1. Field of the Invention
This invention relates to the application of coded information to objects, which coded information is subsequently electronically read. The invention relates to coding systems not visible to the human eye, which are particularly useful in reprographic machines, printers and other document handling equipment.
2. Related Developments
Bar code reading systems in which bar codes on an object are invisible to the human eye but can be read electronically have a wide area of application. Such systems may be used in office document duplicators to code documents for security purposes to prevent unauthorized copies from being made. These coding systems may also be used to code documents for the control of various operations within the duplicator, such as sorting and paper path selection, as described in U.S. Pat. Nos. 4,716,438 and 4,757,348, the disclosures of which are incorporated herein by reference. Information necessary to provide color correction, enhancement and translation, document identification, image preservation, and document control and security can also be provided in taggants that are incorporated into marking materials used to create images or codes, as described in U.S. Pat. No. 5,225,900 (the disclosure of which is incorporated herein by reference), assigned to the assignee of the present invention.

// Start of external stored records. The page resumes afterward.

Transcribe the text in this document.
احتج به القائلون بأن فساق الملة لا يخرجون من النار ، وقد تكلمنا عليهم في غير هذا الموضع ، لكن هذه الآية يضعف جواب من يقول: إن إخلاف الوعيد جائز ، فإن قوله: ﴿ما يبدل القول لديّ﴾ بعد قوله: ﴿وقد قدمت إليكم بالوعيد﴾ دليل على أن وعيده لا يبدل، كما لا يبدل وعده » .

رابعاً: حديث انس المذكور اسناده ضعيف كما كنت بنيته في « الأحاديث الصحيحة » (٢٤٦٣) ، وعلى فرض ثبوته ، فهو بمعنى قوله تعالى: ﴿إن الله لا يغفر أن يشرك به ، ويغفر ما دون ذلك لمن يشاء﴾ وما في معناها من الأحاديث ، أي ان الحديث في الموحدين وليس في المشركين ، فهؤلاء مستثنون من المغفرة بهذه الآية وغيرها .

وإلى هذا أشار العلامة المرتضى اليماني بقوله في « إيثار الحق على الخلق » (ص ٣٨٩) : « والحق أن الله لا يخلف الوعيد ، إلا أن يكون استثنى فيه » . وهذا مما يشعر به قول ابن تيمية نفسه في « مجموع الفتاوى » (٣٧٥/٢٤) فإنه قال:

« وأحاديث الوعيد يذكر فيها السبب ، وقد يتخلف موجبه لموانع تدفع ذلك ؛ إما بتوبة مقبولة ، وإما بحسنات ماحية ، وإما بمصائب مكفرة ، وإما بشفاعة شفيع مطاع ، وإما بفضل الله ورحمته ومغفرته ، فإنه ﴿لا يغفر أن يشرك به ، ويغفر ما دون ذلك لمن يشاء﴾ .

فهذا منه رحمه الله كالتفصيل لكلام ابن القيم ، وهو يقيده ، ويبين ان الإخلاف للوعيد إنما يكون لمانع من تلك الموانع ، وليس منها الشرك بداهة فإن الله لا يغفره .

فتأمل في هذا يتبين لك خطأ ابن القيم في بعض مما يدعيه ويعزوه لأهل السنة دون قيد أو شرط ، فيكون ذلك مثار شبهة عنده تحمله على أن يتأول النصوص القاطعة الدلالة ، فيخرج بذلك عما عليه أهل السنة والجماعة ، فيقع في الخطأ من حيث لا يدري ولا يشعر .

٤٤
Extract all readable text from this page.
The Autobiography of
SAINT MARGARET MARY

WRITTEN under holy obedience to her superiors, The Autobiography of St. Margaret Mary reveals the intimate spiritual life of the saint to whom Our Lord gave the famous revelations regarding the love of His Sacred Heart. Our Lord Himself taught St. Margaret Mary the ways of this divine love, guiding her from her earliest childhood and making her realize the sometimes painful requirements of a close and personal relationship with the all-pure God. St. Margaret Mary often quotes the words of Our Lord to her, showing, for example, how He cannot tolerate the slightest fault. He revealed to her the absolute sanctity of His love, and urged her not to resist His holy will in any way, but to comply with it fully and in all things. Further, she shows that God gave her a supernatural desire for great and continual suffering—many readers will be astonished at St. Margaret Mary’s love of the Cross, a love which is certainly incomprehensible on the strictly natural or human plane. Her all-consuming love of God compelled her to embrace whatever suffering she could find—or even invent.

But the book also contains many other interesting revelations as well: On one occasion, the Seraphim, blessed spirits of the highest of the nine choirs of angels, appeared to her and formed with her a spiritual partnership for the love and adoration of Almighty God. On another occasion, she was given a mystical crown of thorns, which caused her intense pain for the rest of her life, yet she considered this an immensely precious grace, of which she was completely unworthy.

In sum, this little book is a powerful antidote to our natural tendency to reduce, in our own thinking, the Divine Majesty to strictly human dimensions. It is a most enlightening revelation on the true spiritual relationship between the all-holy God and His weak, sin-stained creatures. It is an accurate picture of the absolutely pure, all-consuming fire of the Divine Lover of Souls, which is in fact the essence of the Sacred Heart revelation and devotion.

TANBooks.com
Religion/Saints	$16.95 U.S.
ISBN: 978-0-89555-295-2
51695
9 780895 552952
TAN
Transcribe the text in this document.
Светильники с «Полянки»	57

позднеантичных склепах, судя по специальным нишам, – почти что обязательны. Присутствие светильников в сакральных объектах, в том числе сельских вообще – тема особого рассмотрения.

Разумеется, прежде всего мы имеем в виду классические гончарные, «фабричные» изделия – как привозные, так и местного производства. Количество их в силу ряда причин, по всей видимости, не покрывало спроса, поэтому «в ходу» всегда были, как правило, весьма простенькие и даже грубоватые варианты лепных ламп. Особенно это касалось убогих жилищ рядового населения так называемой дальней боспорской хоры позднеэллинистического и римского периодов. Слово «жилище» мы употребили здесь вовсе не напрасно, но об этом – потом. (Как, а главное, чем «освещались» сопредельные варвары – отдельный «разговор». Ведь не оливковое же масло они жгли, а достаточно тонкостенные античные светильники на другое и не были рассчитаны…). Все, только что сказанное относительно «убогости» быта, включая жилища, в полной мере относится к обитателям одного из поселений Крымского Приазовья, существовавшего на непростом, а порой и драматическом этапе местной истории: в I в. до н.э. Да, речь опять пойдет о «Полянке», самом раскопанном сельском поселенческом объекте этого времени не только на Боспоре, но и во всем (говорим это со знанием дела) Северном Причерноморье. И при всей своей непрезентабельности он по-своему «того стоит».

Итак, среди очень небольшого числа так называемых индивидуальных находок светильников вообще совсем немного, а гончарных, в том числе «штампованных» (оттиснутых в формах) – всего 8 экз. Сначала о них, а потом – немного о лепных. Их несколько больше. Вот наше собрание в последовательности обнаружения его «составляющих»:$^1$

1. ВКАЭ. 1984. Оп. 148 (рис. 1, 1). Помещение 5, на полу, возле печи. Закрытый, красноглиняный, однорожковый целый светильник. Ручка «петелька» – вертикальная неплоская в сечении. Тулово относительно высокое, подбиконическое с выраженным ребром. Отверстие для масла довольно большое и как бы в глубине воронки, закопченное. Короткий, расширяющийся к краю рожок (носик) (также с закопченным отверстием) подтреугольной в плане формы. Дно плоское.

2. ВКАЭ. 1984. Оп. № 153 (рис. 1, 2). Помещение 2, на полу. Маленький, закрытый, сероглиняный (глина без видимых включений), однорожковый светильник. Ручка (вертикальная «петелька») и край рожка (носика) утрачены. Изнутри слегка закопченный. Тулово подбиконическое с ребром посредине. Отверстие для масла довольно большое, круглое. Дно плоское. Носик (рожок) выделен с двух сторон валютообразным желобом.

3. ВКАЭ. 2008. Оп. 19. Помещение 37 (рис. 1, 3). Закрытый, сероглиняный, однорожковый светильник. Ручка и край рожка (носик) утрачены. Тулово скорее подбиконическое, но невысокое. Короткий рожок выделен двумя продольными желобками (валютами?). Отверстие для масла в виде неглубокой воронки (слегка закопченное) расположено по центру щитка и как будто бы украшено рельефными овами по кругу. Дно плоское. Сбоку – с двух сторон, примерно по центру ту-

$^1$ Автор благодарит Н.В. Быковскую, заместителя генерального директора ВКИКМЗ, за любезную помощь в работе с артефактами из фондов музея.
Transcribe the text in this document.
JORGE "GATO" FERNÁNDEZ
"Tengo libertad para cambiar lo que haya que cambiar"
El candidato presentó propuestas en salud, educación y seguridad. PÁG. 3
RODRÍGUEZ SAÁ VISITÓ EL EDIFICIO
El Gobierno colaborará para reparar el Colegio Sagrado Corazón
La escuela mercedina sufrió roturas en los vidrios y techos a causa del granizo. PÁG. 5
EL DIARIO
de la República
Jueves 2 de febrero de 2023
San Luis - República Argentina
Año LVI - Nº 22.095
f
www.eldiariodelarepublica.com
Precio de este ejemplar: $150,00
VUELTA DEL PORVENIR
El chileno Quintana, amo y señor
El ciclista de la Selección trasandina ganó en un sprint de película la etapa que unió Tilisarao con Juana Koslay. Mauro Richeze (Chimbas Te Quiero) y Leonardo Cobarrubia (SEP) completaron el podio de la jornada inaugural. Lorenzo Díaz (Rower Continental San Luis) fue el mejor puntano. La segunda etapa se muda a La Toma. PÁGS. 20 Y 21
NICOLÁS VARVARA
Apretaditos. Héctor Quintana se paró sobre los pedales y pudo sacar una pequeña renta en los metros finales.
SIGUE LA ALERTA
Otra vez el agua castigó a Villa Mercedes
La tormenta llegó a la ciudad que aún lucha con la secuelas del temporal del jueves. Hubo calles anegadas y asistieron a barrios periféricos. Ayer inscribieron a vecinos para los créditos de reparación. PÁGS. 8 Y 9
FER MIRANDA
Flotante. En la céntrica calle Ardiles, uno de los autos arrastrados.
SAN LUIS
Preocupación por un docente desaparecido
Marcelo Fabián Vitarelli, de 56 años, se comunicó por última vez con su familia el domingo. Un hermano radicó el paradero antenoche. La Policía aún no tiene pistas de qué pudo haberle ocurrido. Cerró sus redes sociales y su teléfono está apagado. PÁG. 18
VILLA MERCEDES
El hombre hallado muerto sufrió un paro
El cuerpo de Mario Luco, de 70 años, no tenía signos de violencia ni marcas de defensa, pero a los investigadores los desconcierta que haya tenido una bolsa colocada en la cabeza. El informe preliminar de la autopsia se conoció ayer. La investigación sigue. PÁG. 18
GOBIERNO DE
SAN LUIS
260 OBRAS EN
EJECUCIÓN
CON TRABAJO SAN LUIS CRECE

Invisible bar codes systems also find use on commercial product labeling. For this use, the invisible bar code system has several principal advantages over visible bar code systems. The product can have a bar code placed on all sides of the package, thereby increasing the convenience of entering the bar code into a bar code reader without reorienting the package. Invisible bar codes do not detract from the appearance of consumer products, such as perfumes or magazines. Additional bar code information can be placed on the product, such as expiration dating and additional manufacturers' identification number, which are not evident to the purchaser or user without special decoding equipment. Invisible bar codes can be used to mark mail without obliterating markings that are already present.
Invisible bar codes systems utilizing ultraviolet (UV) stimulated visible fluorescent dyes in the bar code have been proposed. However, these systems have two principal difficulties. UV light used to stimulate the fluorescent dyes of the bar codes also stimulates fluorescence of paper whiteners commonly used in paper stock, thereby making readout difficult. If the bar code is placed over underlaying print, the signal is deteriorated because printing inks tend to absorb the incident and fluorescent radiation, thereby rendering detection even more difficult. Further, inexpensive, compact and concentrated UV light sources are not readily commercially available.
Systems for overcoming the disadvantages of UV stimulated invisible bar codes have involved the use of infrared (IR) fluorescent bar codes that are stimulated in the visible or near IR spectrum and fluoresce at longer wavelengths in the IR spectrum. Such systems are described in the paper, A Novel Bar Coding System for Non Letter Mail by T. Dolash, P. Andrus and L. Stockum, presented at the 3rd Advanced Technology Conference, Washington, D.C., May 3-5, 1988, in U.S. Pat. No. 4,983,817 and in U.S. Pat. No. 5,093,147. In these systems, a bar code containing an IR fluorescent dye is scanned with stimulating radiation from a red helium-neon laser or a gallium-aluminum-arsenide laser to activate the IR fluorescence of the dye. This signal is then detected with an IR photodiode. These systems have advantages over those utilizing UV activation because there are no known paper whiteners or inks that fluorescence in the infrared spectrum. Thus, when IR fluorescent dyes are used, the detected signal only comes from inks intentionally put down and not from any inks or paper whiteners that are present in the paper. However, a disadvantage of these systems is that the amount of fluorescent IR light received from the dye is strongly influenced by the absorption of radiation by ink or other coloring material under the dye, which modifies the reflectivity of the surface and thus the amount of IR light detected by the photodiode.
In order to overcome this problem, a relatively complicated detection system has been proposed in which both stimulating laser radiation and IR fluorescent radiation are detected by two photodiodes, with appropriate optical filters over each diode to detect either the laser radiation or the fluorescent radiation. The outputs of the photodiode are processed in a ratio circuit to give a reliable signal that this corrected for variations in reflectivity caused by printing. The system in essence cancels any variation in reflectivity. However, the relationship between the incident laser light intensity and the intensity of the IR fluorescent light is not linear. Thus, when a ratio is taken, the measured ratio varies with the amount of light absorption by any ink under the dye. As a consequence, a complex electronic circuit must be used to give an artificial non-linear relationship between the input from the incident light photo cell and the input to the ratio determining circuit, to make the incident light response as non-linear as the IR fluorescent response. This is necessary to make the output respond linearly to the IR dye, despite variations in absorption resulting from underlying ink. However, this method is excessively complex and difficult to adjust. Moreover, the foregoing system is subject to interference from background illumination.
Systems for coding transparent receiver sheets for subsequent machine decoding have also been proposed. In commonly assigned U.S. Pat. No. 5,146,087, the disclosure of which is incorporated herein by reference, an imaging process utilizing invisible IR absorbing marking materials to form bar codes is disclosed. Because a transparent receiver sheet is used, the problem of a low contrast ratio resulting from the use of fluorescent compounds in the sheet does not arise.